Weary investors waiting for a vigorous economic recovery may have to keep waiting—at least over the short term, said Austan Goolsbee, a former economic advisor to the Obama administration.
Goolsbee, an economics professor at the University of Chicago, told the Vladimirs and Estragons at the 2016 Morningstar Investment Conference on Tuesday that a recovery with higher growth rates is at least 12 to 18 months away, if not longer.
“We have grown at a modest pace for some time, in a way that disproves what the Fed has been predicting,” Goolsbee said. “If we plotted the Fed’s forecast for what the growth rate would be 12 months from now, and we plotted the evolution of those forecasts, they would show you 30 quarters in a row of mistakes of exactly the same form.”
Nevertheless, the U.S. economy is not particularly weak, but slow—only the productivity and entrepreneurship of American workers can reinvigorate growth, said Goolsbee.
“The Dow is at 18,000. How is that possible?” Goolsbee asked. “It’s because the innovative capacity of we, the human beings of the world, is unbounded. We’re still an entrepreneurial culture. You have to look around and realize that it could be a whole lot worse.”
While Goolsbee said there was nothing structurally amiss in U.S. markets, he did say that investors should stop waiting for a sudden return to the halcyon days of high returns that occurred before the global financial crisis.
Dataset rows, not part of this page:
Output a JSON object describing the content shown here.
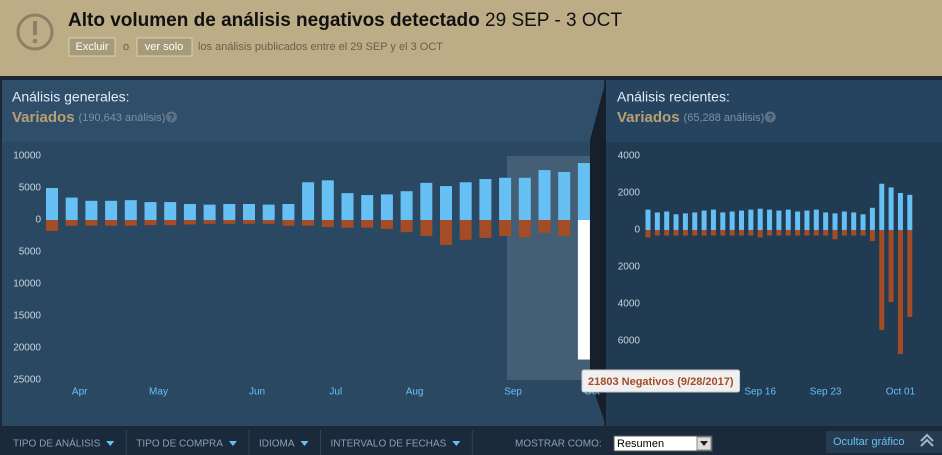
{
  "banner": {
    "title": "Alto volumen de análisis negativos detectado",
    "range": "29 SEP - 3 OCT",
    "exclude": "Excluir",
    "or": "o",
    "only": "ver solo",
    "note": "los análisis publicados entre el 29 SEP y el 3 OCT"
  },
  "chart_data": [
    {
      "type": "bar",
      "heading": "Análisis generales:",
      "rating": "Variados",
      "count": "(190,643 análisis)",
      "help": "?",
      "categories": [
        null,
        "Apr",
        null,
        null,
        null,
        "May",
        null,
        null,
        null,
        null,
        "Jun",
        null,
        null,
        null,
        "Jul",
        null,
        null,
        null,
        "Aug",
        null,
        null,
        null,
        null,
        "Sep",
        null,
        null,
        null,
        "Oct"
      ],
      "series": [
        {
          "color": "#66c0f4",
          "values": [
            5000,
            3500,
            3000,
            3000,
            3100,
            2800,
            2800,
            2500,
            2400,
            2500,
            2500,
            2400,
            2500,
            5900,
            6200,
            4200,
            3900,
            4000,
            4500,
            5800,
            5300,
            5900,
            6400,
            6600,
            6600,
            7800,
            7500,
            8900
          ]
        },
        {
          "color": "#a34c25",
          "values": [
            -1700,
            -900,
            -900,
            -900,
            -900,
            -800,
            -800,
            -700,
            -600,
            -600,
            -600,
            -600,
            -900,
            -900,
            -1100,
            -1200,
            -1200,
            -1400,
            -1900,
            -2500,
            -3900,
            -3100,
            -2800,
            -2500,
            -2700,
            -2000,
            -2500,
            -21803
          ]
        }
      ],
      "highlight": {
        "index": 27,
        "color": "#ffffff"
      },
      "ylim": [
        -25000,
        10000
      ],
      "yticks": [
        10000,
        5000,
        0,
        {
          "value": -5000,
          "label": "5000"
        },
        {
          "value": -10000,
          "label": "10000"
        },
        {
          "value": -15000,
          "label": "15000"
        },
        {
          "value": -20000,
          "label": "20000"
        },
        {
          "value": -25000,
          "label": "25000"
        }
      ],
      "tooltip": "21803 Negativos (9/28/2017)"
    },
    {
      "type": "bar",
      "heading": "Análisis recientes:",
      "rating": "Variados",
      "count": "(65,288 análisis)",
      "help": "?",
      "categories": [
        null,
        null,
        null,
        null,
        null,
        null,
        null,
        null,
        null,
        null,
        null,
        null,
        "Sep 16",
        null,
        null,
        null,
        null,
        null,
        null,
        "Sep 23",
        null,
        null,
        null,
        null,
        null,
        null,
        null,
        "Oct 01",
        null
      ],
      "series": [
        {
          "color": "#66c0f4",
          "values": [
            1100,
            950,
            1000,
            850,
            900,
            950,
            1050,
            1100,
            950,
            1000,
            1050,
            1100,
            1150,
            1100,
            1050,
            1100,
            1000,
            1050,
            1100,
            950,
            900,
            1000,
            950,
            850,
            1200,
            2500,
            2300,
            2000,
            1900
          ]
        },
        {
          "color": "#a34c25",
          "values": [
            -400,
            -300,
            -300,
            -300,
            -300,
            -300,
            -300,
            -300,
            -300,
            -300,
            -300,
            -300,
            -400,
            -300,
            -300,
            -300,
            -300,
            -300,
            -300,
            -300,
            -500,
            -300,
            -300,
            -300,
            -600,
            -5400,
            -3900,
            -6700,
            -4700
          ]
        }
      ],
      "ylim": [
        -7000,
        4000
      ],
      "yticks": [
        4000,
        2000,
        0,
        {
          "value": -2000,
          "label": "2000"
        },
        {
          "value": -4000,
          "label": "4000"
        },
        {
          "value": -6000,
          "label": "6000"
        }
      ]
    }
  ],
  "filters": {
    "items": [
      "TIPO DE ANÁLISIS",
      "TIPO DE COMPRA",
      "IDIOMA",
      "INTERVALO DE FECHAS"
    ],
    "show_as": "MOSTRAR COMO:",
    "select": "Resumen",
    "hide": "Ocultar gráfico"
  }
}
Goolsbee criticized the Federal Reserve and other economists for having unrealistic expectations for the U.S. economy.
“The Fed comes out with an economic forecast and each quarter they give a different reason for not meeting their forecast,” Goolsbee said. “When they’re wrong, they say they didn’t know the winter was going to be more mild than they thought it was going to be. How could they know there was going to be a Japanese earthquake. Now the British are leaving the EU. Eventually you have to decide that their forecast model is broken.”
The reality advisors and investors must face is that there is no hero who is going to resuscitate the moribund economy, said Goolsbee.
For one thing, the ability of monetary policy to impact economic growth is limited, he said.